Sigmund Freud: dimostra che l'io cosciente non è padrone a casa propria, ma è dominato e minacciato dall'inconscio.
Il senso dell'espressione. Questi tre pensatori estendono il dubbio oltre Cartesio. Cartesio dubitava della realtà esterna, ma si fidava della trasparenza della coscienza. I maestri del sospetto, invece, mettono in discussione la coscienza stessa, considerandola menzognera o illusoria. Il loro obiettivo non è distruggere la verità, ma inaugurare una nuova ermeneutica: dietro ciò che appare c'è sempre un senso nascosto da decifrare.” IA

L’INCONSCIO DELLA SCRITTURA
E quindi applico la mia ermeneutica, arte dell’interpretare, al testo di Verga, dove nella prima frase, correttamente il participio passato al plurale maschile si accorda al pronome clitico «-li», riferito ai vinti. Nella seconda, invece, il participio passato si accorda al genere femminile singolare della parola che segue, il complemento oggetto “Nella prosa ottocentesca una scelta stilistica comune e corretta.”

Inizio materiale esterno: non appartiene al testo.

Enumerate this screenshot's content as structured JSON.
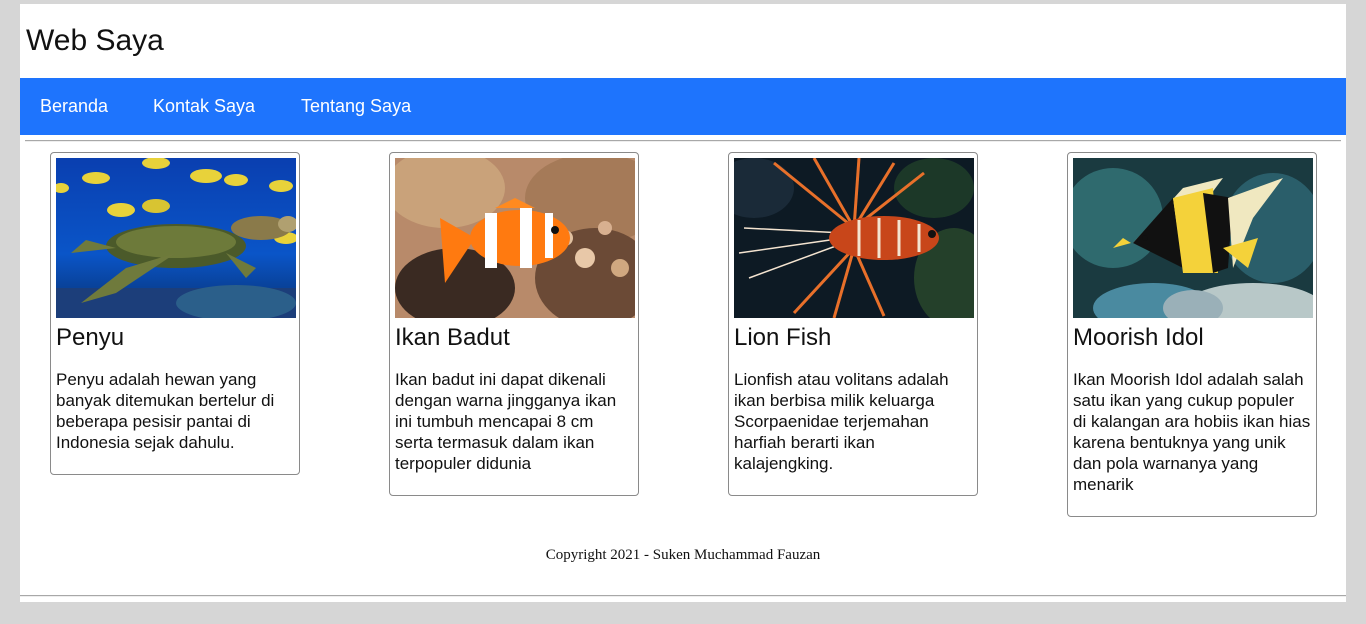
{
  "header": {
    "title": "Web Saya"
  },
  "nav": {
    "items": [
      {
        "label": "Beranda"
      },
      {
        "label": "Kontak Saya"
      },
      {
        "label": "Tentang Saya"
      }
    ]
  },
  "cards": [
    {
      "title": "Penyu",
      "image": "sea-turtle-image",
      "text": "Penyu adalah hewan yang banyak ditemukan bertelur di beberapa pesisir pantai di Indonesia sejak dahulu."
    },
    {
      "title": "Ikan Badut",
      "image": "clownfish-image",
      "text": "Ikan badut ini dapat dikenali dengan warna jingganya ikan ini tumbuh mencapai 8 cm serta termasuk dalam ikan terpopuler didunia"
    },
    {
      "title": "Lion Fish",
      "image": "lionfish-image",
      "text": "Lionfish atau volitans adalah ikan berbisa milik keluarga Scorpaenidae terjemahan harfiah berarti ikan kalajengking."
    },
    {
      "title": "Moorish Idol",
      "image": "moorish-idol-image",
      "text": "Ikan Moorish Idol adalah salah satu ikan yang cukup populer di kalangan ara hobiis ikan hias karena bentuknya yang unik dan pola warnanya yang menarik"
    }
  ],
  "footer": {
    "copyright": "Copyright 2021 - Suken Muchammad Fauzan"
  },
  "colors": {
    "navbar": "#1e74fd",
    "page_background": "#d6d6d6",
    "content_background": "#ffffff"
  }
}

Se non ci vogliamo fermare in superficie alla forma dello stile della prosa dell’800, ma scendere un po' più in profondo, dobbiamo cercare quale fosse il tema di fondo che muove la trama narrativa del ciclo dei romanzi, poi rimasto fermo ai primi due dei cinque annunciati, illustrato nella Prefazione: i “vinti” e la “fiumana”. “Marea” era il titolo originale dell’opera complessiva, che meglio rende l’immagine dei “vinti” travolti e sommersi dalle ondate successive,
“Solo l’osservatore, travolto anch’esso dalla fiumana, guardandosi attorno, ha il diritto di interessarsi ai deboli che restano per via, ai fiacchi che si lasciano sorpassare dall’onda per finire più presto, ai vinti che levano le braccia disperate, e piegano il capo sotto il piede brutale dei sopravvenienti, i vincitori d’oggi, affrettati anch’essi, avidi anch’essi d’arrivare, e che saranno sorpassati domani.”

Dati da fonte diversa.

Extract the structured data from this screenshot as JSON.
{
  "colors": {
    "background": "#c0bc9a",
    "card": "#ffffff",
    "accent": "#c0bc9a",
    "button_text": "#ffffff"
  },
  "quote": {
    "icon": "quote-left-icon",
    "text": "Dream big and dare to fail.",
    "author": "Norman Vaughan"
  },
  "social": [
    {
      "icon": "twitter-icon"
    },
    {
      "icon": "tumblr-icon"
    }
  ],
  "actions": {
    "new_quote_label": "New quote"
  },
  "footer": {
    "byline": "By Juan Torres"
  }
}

Quando Verga scrive «Ciascuno, dal più umile al più elevato, ha avuta la sua parte nella lotta per l'esistenza...», egli è “mosso” da quello che emerge “dal” fondo della sua coscienza. Questo muovere-da è l’emozione (ex-movere) che spinge l’autore a scrivere, l’immagine della marea o fiumana, una visione che supera la sua descrizione: l'onda immensa e inarrestabile del progresso umano che travolge e sommerge ogni cosa, e di cui ciascuno ha avuta (dell’ondata) la sua parte.

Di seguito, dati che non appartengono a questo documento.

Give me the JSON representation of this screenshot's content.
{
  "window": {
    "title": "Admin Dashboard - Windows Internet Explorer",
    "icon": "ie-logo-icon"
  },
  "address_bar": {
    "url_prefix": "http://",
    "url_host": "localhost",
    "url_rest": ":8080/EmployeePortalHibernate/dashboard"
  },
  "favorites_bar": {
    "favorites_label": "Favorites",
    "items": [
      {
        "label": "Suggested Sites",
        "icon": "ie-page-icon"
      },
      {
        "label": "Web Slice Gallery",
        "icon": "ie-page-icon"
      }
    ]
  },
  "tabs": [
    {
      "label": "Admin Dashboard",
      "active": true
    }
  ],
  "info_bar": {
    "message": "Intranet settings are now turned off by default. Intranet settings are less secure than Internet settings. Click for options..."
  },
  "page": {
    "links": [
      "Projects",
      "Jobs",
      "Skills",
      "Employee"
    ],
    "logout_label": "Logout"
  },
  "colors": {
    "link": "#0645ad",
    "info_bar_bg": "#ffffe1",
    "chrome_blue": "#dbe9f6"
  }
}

La mia interpretazione di questo “inconscio della scrittura” può sembrare arbitrario e certamente lo è secondo i normali canoni dell’interpretazione di testi letterari, ma io vorrei illustrare il motivo di fondo di quell’errore, come mi è apparso subito lampante, di cui avevo smarrito la memoria della sua ragione, ora ritrovata.